Bcachefs is the file-system born out of the Linux kernel's block cache code and has been worked on the past several years by developer Kent Overstreet. Our most recent benchmarking of Bcachefs was last year, so with the prospects of Bcachefs potentially being staged soon in the mainline Linux kernel, I ran some benchmarks using the latest kernel code for this next-generation file-system.
Those unfamiliar with this copy-on-write file-system can learn more at Bcachefs.org. The design features of this file-system are similar to ZFS/Btrfs and include native encryption, snapshots, compression, caching, multi-device/RAID support, and more.
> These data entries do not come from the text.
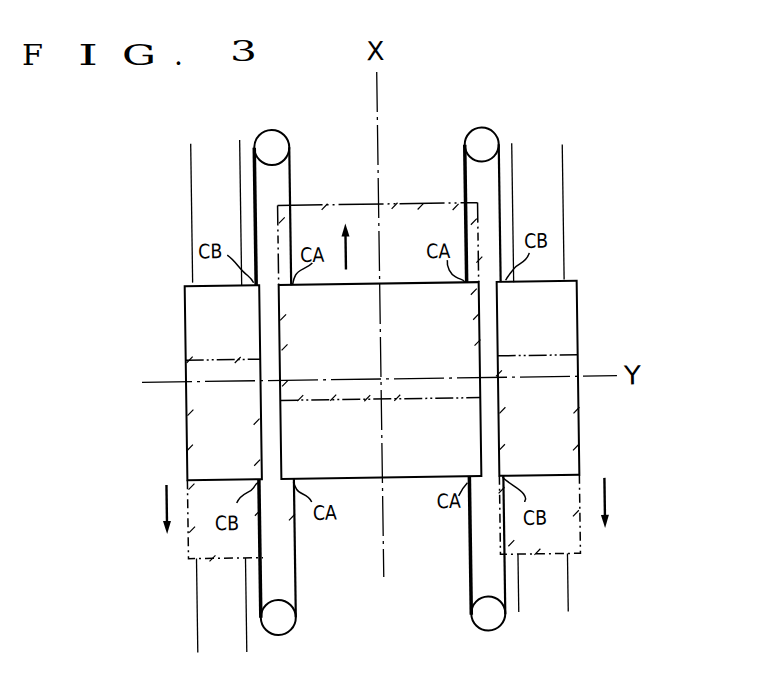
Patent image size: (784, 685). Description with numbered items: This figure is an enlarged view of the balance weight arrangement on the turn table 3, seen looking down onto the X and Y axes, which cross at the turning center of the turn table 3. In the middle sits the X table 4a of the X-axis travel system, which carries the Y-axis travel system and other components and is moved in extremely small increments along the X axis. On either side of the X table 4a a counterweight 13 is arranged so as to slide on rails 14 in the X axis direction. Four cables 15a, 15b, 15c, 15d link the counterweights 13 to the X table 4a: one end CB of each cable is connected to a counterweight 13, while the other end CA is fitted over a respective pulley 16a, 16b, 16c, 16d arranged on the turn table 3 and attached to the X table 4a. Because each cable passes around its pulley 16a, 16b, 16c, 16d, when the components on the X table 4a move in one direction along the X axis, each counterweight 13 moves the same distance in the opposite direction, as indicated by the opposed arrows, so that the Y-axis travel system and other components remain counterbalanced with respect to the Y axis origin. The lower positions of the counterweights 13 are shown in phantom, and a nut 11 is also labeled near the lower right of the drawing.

The turn table 3 is at (357, 610).
The X table 4a is at (431, 469).
The nut 11 is at (502, 584).
The counterweight 13 is at (196, 320).
The rails 14 is at (196, 165).
The cable 15a is at (467, 527).
The cable 15b is at (468, 179).
The cable 15c is at (294, 562).
The cable 15d is at (292, 182).
The pulley 16a is at (488, 614).
The pulley 16b is at (485, 144).
The pulley 16c is at (277, 619).
The pulley 16d is at (274, 144).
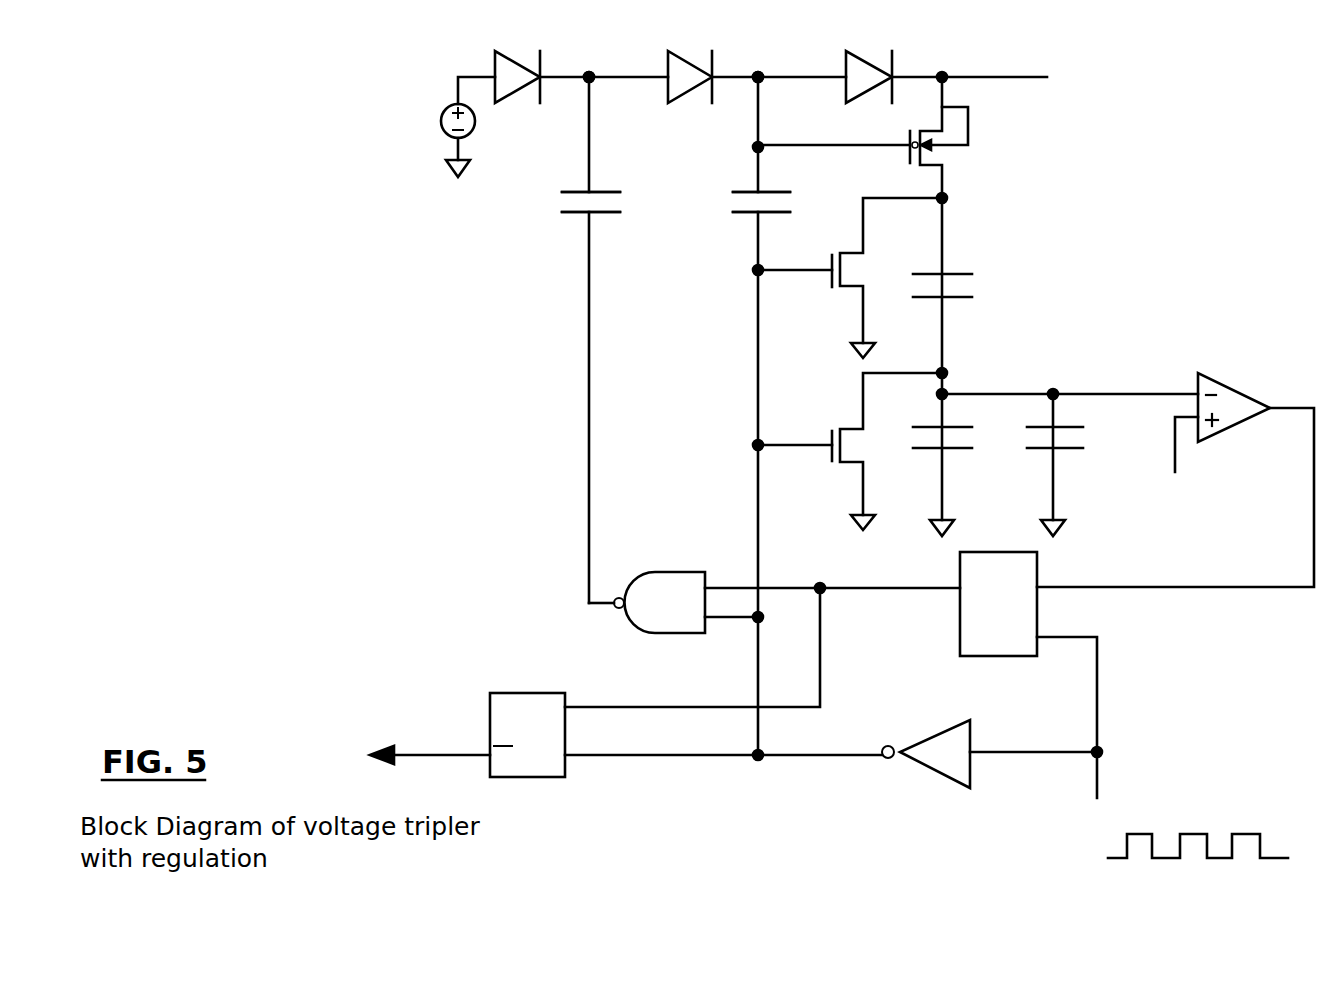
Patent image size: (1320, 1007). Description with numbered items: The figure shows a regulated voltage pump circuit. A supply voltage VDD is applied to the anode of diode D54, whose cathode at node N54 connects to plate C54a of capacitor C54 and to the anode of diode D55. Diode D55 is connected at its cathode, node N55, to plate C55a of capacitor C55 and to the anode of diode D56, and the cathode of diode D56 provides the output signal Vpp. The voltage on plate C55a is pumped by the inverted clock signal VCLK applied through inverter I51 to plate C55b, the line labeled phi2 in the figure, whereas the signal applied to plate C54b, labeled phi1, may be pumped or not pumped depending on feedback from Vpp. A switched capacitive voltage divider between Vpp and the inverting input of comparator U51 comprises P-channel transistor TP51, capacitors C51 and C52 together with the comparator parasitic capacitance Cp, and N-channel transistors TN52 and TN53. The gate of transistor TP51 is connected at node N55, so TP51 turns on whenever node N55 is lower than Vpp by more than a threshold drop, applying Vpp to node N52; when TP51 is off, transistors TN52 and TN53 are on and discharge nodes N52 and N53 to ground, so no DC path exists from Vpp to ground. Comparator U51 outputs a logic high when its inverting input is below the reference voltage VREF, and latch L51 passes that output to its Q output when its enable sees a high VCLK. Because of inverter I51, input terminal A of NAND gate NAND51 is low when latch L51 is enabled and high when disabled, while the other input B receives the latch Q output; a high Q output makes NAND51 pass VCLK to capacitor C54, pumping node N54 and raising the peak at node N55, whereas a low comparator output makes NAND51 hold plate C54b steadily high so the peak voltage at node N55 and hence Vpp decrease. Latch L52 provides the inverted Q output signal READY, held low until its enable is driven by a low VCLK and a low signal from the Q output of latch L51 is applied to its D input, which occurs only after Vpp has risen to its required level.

The diode D54 is at (512, 70).
The diode D55 is at (684, 72).
The diode D56 is at (860, 70).
The node N54 is at (590, 72).
The node N55 is at (759, 71).
The node N52 is at (948, 198).
The node N53 is at (948, 372).
The P-channel transistor TP51 is at (968, 120).
The N-channel transistor TN52 is at (828, 288).
The N-channel transistor TN53 is at (828, 463).
The capacitor C51 is at (971, 296).
The capacitor C52 is at (958, 465).
The capacitor C54 is at (618, 340).
The plate of capacitor C54 C54a is at (581, 190).
The plate of capacitor C54 C54b is at (580, 214).
The capacitor C55 is at (781, 456).
The plate of capacitor C55 C55a is at (752, 190).
The plate of capacitor C55 C55b is at (750, 214).
The comparator parasitic capacitance Cp is at (1077, 465).
The comparator U51 is at (1228, 388).
The NAND gate NAND51 is at (668, 570).
The input terminal of NAND gate NAND51 A is at (723, 622).
The NAND input B is at (718, 583).
The latch L51 is at (958, 616).
The latch L52 is at (488, 712).
The inverter I51 is at (940, 766).
The supply voltage VDD is at (413, 140).
The output signal Vpp is at (1143, 74).
The reference voltage VREF is at (1192, 466).
The clock signal VCLK is at (1198, 817).
The inverted Q output signal of latch L52 READY is at (373, 761).
The clock phase 1 phi1 is at (612, 551).
The clock phase 2 phi2 is at (800, 551).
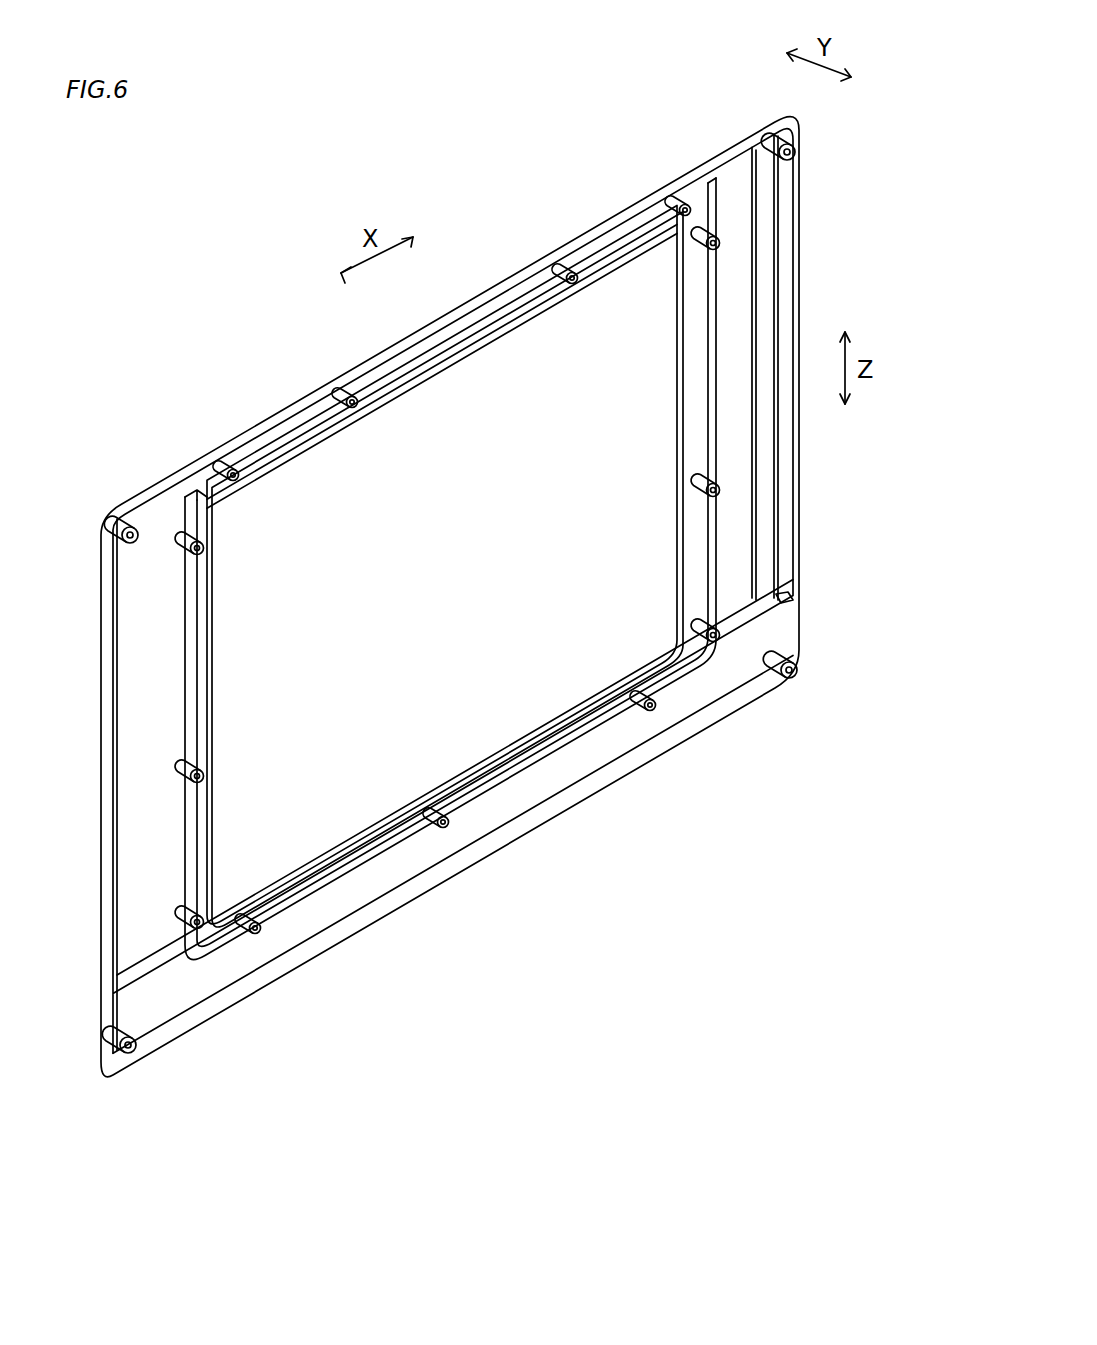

But even with all of its features, it aims to offer XFS/EXT4-like performance, which is something that can't generally be said for Btrfs.
Bcachefs in its current state was benchmarked against EXT4/XFS/Btrfs/F2FS/ZFS with each file-system being tested with its default mount options and done using an Intel Optane 900p 280GB NVMe solid-state drive. This was done from an AMD Ryzen Threadripper 2990WX system with ASUS ROG ZENITH EXTREME motherboard, 4 x 8GB DDR4-3200 memory, and running Ubuntu 19.04 but with moving to the Linux 5.2 mainline kernel and Kent's latest Bcachefs/Bcachefs-tools trees built as of last week.
Via the Phoronix Test Suite a wide range of storage benchmarks were carried out across these Linux file-system options. Once Bcachefs is mainlined, tests on multiple storage devices will be carried out.